1996

O casal Benson, apesar das costumeiras dificuldades, nunca foi tão feliz em sua existência, tudo isso graças à presença do pequeno Freddie.

Esconder o segredo dos outros foi relativamente fácil. Bastou Marissa sumir por alguns meses, alegando estar descansando para finalmente ter um filho, depois de três tentativas frustradas. Ninguém se atreveu a visitá-la, após Jonathan alertar a todos que sua mulher não estava muito bem e que seria melhor não incomodá-la. Quando finalmente Freddie foi apresentado aos amigos do casal, ninguém desconfiava que ele não era filho verdadeiro deles. E, a bem da verdade, eles o amavam tal qual quaisquer pais dedicados fariam.

A despeito do temor constante do casal em Freddie se tornar diferente das demais crianças, o menino vem se desenvolvendo normalmente. À exceção de que, para alívio da Sra. Benson, Freddie era saudável como nenhuma outra criança. Desde seu ‘descobrimento’, a criança jamais ficara doente; outro ponto que o diferia das outras crianças era a enorme facilidade para memorizar fatos e dados.

Por costume, Jonathan lia todas as noites histórias para o filho.

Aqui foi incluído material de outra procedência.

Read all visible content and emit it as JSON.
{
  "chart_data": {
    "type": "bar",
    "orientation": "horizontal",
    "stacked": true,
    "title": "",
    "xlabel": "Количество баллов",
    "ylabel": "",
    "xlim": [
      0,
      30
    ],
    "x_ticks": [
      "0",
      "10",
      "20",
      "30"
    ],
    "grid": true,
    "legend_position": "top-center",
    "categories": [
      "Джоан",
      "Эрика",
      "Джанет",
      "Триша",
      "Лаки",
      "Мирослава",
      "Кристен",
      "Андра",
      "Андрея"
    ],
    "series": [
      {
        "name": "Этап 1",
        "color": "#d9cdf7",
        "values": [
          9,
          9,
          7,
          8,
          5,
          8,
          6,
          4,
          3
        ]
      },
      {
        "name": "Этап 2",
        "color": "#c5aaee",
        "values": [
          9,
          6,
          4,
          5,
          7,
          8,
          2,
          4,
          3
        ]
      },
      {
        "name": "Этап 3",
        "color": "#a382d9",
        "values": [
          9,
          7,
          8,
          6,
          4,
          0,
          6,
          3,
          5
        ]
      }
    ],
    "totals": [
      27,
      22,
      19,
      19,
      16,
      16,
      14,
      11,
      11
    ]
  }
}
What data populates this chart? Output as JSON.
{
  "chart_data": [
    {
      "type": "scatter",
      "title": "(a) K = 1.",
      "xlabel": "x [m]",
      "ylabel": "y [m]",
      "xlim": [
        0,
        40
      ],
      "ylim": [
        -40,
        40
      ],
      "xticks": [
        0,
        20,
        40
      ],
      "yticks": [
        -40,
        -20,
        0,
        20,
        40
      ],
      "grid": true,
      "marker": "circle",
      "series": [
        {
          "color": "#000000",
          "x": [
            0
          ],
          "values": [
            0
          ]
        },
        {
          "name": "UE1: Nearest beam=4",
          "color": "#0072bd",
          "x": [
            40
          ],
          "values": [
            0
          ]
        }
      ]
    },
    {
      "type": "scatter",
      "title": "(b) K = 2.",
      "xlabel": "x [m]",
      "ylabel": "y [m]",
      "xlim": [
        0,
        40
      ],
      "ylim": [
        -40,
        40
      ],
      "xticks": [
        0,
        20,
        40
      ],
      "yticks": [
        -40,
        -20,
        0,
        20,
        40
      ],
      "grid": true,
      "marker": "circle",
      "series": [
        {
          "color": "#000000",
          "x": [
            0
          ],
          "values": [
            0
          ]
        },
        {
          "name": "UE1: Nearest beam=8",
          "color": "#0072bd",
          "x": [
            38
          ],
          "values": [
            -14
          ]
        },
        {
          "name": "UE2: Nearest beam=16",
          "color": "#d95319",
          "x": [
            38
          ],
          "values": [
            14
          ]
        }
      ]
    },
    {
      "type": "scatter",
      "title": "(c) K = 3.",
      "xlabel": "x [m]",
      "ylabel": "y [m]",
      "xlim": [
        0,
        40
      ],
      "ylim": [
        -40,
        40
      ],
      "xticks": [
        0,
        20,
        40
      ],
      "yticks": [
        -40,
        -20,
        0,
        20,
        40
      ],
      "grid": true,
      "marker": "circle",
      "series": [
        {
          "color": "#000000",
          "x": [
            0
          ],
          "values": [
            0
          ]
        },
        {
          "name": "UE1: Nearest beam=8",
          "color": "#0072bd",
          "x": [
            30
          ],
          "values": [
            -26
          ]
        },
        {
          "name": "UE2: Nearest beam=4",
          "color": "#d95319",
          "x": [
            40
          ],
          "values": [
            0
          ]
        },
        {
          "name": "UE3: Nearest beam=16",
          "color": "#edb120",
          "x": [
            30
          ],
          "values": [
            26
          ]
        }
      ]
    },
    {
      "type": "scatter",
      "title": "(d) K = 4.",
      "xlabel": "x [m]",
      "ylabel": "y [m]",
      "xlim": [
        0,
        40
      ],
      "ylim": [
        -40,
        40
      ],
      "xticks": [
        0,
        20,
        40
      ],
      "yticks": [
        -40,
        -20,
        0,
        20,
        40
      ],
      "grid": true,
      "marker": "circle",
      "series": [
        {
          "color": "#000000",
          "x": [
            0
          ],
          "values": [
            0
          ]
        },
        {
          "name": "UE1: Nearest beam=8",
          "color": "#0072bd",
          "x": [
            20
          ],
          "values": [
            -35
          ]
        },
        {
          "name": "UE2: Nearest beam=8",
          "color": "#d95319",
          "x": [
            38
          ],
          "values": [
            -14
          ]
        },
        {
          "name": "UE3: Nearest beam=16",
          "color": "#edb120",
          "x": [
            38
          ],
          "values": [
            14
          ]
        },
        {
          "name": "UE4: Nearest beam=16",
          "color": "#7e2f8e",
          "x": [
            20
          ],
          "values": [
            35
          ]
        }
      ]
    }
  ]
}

Em uma noite não muito diferente das outras, Jonathan entra no quarto do filho e se depara com ele, sentado à cama, com o livro aberto em suas mãos, tal qual como se estivesse lendo-o.

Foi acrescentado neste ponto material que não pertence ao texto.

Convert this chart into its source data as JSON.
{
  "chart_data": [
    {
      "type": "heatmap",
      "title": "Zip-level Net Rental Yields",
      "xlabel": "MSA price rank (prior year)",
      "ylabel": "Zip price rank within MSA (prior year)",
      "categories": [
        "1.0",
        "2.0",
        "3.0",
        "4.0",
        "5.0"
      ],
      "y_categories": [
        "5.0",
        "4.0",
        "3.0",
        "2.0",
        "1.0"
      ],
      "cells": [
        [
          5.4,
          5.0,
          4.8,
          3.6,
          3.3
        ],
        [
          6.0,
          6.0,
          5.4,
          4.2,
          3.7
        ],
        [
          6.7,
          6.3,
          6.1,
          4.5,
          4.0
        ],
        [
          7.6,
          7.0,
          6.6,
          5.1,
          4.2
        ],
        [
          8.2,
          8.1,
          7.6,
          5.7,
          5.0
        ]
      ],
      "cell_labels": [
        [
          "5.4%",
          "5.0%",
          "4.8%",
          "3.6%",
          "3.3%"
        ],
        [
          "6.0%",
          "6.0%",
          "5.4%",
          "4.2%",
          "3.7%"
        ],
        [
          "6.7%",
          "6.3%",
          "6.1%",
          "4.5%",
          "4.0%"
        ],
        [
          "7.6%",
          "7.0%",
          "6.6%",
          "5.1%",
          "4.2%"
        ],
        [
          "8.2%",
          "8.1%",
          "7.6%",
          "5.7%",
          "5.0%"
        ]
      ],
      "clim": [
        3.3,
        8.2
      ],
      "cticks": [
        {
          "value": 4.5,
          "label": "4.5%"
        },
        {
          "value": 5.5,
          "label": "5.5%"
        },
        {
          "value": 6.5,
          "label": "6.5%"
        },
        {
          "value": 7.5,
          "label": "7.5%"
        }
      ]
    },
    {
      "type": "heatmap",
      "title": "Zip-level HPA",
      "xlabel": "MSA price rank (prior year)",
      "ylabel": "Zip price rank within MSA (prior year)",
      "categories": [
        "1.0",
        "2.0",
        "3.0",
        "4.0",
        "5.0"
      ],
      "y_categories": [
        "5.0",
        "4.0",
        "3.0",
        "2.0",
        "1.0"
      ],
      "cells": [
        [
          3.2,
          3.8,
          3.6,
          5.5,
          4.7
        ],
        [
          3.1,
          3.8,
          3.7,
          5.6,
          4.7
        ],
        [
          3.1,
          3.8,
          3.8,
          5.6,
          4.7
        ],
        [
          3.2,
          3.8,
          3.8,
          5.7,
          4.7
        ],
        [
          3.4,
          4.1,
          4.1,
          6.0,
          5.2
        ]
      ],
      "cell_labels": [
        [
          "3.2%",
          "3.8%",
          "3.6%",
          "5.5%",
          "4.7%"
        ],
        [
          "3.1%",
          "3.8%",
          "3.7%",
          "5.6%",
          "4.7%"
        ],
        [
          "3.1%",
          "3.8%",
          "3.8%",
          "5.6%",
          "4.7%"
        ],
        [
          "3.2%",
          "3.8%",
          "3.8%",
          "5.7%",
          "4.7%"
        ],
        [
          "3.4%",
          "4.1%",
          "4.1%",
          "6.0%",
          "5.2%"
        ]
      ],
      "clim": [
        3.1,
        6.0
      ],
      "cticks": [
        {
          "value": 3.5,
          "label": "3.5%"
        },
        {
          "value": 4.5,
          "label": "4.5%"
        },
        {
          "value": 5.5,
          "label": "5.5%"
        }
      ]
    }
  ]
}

“Pelo visto meu garoto não precisa mais que eu leia pra ele...”, o homem diz em tom de brincadeira, esperando que o filho lhe desse o livro.

“Não, papai! Eu gosto quando o senhor lê pra mim! Toma! Parei na página 27, logo depois que a Chapeuzinho Vermelho vai pela floresta pra casa da Vovozinha!”

Estupefato, Jonathan pega o livro e tenta não transparecer seu espanto, lendo a história até que Freddie adormeça. Ainda não recuperado do choque, ele vai à cozinha, onde Marissa está lavando a louça da noite, e pergunta:

“Querida, por acaso... você andou ensinando o Freddie a ler?”

“Ler? Com dois anos e meio? Só se eu fosse uma tonta ou ele um gênio.”

“Marissa, eu não sei como explicar... mas ele acabou de ler o livro da Chapeuzinho Vermelho...”

“Como? Andou bebendo, homem?”

“É sério, ele me entregou o livro, disse a parte em que estava...”

“Ele deve ter brincado com você, você sabe que ele tem boa memória.”

“Como ele ia saber que na página 27 a Chapeuzinho está indo pra casa da Vovó?”

“É... meio estranho isso.”

“Bem, enquanto ele só for diferente na memória e inteligência, tudo bem. Só espero que ele não fique azul ou verde quando ficar mais velho...”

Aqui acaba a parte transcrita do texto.